Al-Idrissi estime que les pays du Golfe, l’Union européenne et les Etats-Unis contribueront au financement de la reconstruction. Il souligne le rôle important que pourraient jouer les entreprises privées internationales et locales pour alléger le fardeau qui pèse sur les gouvernements. Idrissi souligne également le rôle-clé de l’Egypte dans le soutien technique et logistique, ainsi que dans la coordination des efforts de reconstruction. En effet, l’Egypte a annoncé être prête à accueillir une conférence internationale pour la reconstruction de la bande de Gaza. Selon de nombreux analystes, les enjeux dépassent largement le coût de la reconstruction des infrastructures détruites. En effet, la crise humanitaire à Gaza était déjà profonde avant le conflit, avec près de 40 % de la population dépendant de l’aide de l’UNRWA, notamment en ce qui a trait à l’emploi. La guerre a provoqué un effondrement sans précédent de l’économie de Gaza. Selon un rapport du Bureau central palestinien des statistiques, le PIB a chuté de 81 % au dernier trimestre de 2023, entraînant une récession de 22 % pour l’ensemble de l’année. A la mi-2024, l’activité économique était réduite à moins d’un sixième de son niveau d’avant le conflit. Le secteur privé, principal moteur de l’économie de Gaza, a été durement touché, puisque 82 % des entreprises ont été endommagées ou détruites, entraînant la perte des deux tiers des emplois qui étaient disponibles avant la guerre.

« Le taux de chômage a atteint plus de 80 % et les habitants de Gaza vivent à présent en dessous du seuil de pauvreté. Il faudra attendre 2092 pour que l’économie palestinienne revienne à ses niveaux de 2022 », déclare Rami Al-Ezza, expert au sein de l’unité d’aide à la Palestine de la CNUCED. Il rappelle que la population de Gaza était déjà confrontée à des taux de pauvreté élevés avant la guerre. Cependant, la situation actuelle a exacerbé cette problématique, touchant désormais presque l’ensemble de la population. Le manque d’emplois et l’insécurité alimentaire croissante ont considérablement aggravé les conditions de vie.

L’autre défi réside dans la question de la gouvernance de Gaza.

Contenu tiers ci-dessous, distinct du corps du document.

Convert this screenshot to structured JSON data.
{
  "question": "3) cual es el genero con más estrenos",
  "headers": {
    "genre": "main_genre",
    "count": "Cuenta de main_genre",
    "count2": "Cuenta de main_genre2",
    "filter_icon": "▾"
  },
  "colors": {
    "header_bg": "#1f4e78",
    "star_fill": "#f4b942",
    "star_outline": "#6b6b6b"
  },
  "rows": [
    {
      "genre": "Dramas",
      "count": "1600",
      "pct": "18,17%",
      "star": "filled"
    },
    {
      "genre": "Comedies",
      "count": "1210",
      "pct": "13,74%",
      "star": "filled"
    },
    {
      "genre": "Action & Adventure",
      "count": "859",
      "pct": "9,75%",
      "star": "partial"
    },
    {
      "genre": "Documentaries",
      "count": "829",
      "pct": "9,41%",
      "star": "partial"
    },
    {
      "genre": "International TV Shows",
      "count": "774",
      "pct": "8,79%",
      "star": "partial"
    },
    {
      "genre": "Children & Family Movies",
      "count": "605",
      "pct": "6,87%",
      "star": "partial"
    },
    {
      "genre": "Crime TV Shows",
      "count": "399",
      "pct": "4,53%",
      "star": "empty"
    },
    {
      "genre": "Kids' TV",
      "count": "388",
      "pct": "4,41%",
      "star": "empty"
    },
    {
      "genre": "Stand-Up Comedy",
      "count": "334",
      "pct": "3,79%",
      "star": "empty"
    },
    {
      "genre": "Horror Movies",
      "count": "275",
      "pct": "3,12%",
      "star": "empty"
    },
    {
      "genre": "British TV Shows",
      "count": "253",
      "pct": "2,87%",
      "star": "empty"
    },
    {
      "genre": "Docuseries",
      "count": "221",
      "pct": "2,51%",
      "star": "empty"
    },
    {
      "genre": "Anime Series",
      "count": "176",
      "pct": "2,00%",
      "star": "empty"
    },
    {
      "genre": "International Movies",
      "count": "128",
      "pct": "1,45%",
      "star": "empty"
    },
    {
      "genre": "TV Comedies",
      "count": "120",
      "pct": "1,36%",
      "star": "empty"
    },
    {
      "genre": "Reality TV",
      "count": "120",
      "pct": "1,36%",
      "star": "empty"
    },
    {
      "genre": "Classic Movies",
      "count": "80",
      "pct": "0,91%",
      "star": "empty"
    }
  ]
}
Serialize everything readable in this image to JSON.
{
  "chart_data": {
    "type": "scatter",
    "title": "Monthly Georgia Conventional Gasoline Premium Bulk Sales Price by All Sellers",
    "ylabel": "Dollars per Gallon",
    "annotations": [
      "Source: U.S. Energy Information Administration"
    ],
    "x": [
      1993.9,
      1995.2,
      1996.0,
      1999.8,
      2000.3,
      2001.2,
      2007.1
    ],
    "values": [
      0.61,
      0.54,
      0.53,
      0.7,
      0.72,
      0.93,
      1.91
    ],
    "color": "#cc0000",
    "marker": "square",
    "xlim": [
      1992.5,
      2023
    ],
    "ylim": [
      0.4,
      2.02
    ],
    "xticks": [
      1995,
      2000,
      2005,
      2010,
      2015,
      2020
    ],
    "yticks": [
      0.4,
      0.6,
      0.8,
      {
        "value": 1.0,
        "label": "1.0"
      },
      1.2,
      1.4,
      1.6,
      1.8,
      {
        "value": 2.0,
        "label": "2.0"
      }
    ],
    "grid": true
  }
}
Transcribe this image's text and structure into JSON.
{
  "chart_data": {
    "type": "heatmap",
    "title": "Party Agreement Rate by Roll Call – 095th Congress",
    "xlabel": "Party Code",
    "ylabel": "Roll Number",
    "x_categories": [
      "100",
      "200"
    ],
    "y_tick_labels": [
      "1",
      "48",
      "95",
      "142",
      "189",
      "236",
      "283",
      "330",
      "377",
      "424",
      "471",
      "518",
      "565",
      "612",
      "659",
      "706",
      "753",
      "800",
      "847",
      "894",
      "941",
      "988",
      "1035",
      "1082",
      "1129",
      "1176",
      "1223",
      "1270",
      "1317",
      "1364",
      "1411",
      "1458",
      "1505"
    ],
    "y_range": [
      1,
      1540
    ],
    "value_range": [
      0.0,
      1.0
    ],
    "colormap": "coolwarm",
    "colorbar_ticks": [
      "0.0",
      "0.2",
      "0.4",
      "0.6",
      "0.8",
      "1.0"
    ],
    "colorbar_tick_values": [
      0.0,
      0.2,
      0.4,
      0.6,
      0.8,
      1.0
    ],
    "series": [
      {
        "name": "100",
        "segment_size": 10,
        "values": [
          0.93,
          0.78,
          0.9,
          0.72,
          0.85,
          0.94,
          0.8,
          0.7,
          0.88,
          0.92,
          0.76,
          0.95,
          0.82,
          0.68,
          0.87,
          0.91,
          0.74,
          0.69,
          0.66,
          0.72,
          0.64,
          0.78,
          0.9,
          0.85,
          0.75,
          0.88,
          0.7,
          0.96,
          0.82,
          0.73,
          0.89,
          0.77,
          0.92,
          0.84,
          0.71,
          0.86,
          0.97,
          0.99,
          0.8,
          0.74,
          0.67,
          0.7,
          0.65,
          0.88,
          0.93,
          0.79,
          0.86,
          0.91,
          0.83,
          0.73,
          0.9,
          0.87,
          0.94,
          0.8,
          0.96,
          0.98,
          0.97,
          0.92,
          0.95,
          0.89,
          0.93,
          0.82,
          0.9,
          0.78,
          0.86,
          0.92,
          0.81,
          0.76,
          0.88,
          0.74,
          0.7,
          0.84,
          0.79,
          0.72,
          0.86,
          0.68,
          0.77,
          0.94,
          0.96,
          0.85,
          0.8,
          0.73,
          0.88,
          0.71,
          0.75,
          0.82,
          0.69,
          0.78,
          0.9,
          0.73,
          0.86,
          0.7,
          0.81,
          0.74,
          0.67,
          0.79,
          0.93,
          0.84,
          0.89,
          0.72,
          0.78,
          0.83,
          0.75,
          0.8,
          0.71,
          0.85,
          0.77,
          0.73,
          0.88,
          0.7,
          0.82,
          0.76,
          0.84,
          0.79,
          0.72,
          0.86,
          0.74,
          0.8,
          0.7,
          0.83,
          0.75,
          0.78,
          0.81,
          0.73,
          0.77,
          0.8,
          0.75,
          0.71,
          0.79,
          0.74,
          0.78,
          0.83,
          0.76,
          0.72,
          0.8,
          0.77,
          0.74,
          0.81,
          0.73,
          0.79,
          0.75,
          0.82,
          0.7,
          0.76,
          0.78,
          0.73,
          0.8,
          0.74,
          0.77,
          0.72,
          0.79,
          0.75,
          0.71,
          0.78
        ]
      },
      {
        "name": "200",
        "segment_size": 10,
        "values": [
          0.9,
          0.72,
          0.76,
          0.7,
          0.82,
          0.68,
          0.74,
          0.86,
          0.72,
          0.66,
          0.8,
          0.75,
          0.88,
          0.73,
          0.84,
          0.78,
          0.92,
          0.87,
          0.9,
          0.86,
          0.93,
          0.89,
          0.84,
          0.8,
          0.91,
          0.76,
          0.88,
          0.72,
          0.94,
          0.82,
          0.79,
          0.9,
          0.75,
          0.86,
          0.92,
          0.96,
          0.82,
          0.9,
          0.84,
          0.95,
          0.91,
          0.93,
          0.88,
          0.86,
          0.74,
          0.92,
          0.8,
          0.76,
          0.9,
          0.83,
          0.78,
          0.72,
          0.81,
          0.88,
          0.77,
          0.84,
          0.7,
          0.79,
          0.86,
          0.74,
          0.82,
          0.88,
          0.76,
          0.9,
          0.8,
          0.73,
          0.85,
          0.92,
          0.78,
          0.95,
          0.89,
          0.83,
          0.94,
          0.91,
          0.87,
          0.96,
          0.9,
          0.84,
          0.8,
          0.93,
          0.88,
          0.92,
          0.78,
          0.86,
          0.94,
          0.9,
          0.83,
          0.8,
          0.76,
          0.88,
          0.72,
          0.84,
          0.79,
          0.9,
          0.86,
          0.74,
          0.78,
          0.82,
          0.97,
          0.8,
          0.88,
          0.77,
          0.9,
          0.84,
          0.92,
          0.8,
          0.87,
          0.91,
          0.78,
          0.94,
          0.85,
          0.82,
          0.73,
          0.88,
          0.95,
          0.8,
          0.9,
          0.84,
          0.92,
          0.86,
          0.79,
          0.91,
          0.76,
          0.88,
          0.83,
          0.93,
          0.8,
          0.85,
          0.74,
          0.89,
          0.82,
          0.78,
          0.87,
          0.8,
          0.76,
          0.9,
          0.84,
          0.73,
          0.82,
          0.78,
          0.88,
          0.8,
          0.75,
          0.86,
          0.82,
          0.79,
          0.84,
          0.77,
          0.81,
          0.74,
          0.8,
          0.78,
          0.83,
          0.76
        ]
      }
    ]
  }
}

Comme le souligne Al-Idrissi, cela dépendra de la durabilité du cessez-le-feu et de la résolution de certaines questions complexes telles que l’évacuation des décombres, la distribution de l’aide et les modalités de la reconstruction. On peut s’attendre à ce qu’Israël cherche à influencer le processus. Par ailleurs, les tensions internes entre les factions palestiniennes risquent de compromettre la coordination des efforts. En plus, le non-respect, par certains pays, de leurs engagements pourrait constituer un obstacle supplémentaire. Rami Al-Ezza insiste, pour sa part, sur l’urgence d’apporter une réponse humanitaire immédiate à Gaza et de trouver des solutions durables pour répondre aux besoins de la population, et ce, jusqu’à ce que les infrastructures soient entièrement reconstruites. Et de conclure : « La reconstruction de Gaza n’est pas seulement un défi matériel, mais un processus global qui nécessite une volonté politique et une coordination internationale pour assurer le développement et la stabilité de l’enclave palestinienne à long terme ».

  • 18,5 milliards de dollars : coût de la reconstruction des infrastructures.
  • 68 % des routes ont été détruites.
  • 200 établissements de santé ont été endommagés
  • 42 millions de m3 de décombres doivent être évacués.
  • 2 millions de déplacés à Gaza.
  • La guerre a fait 47 000 victimes.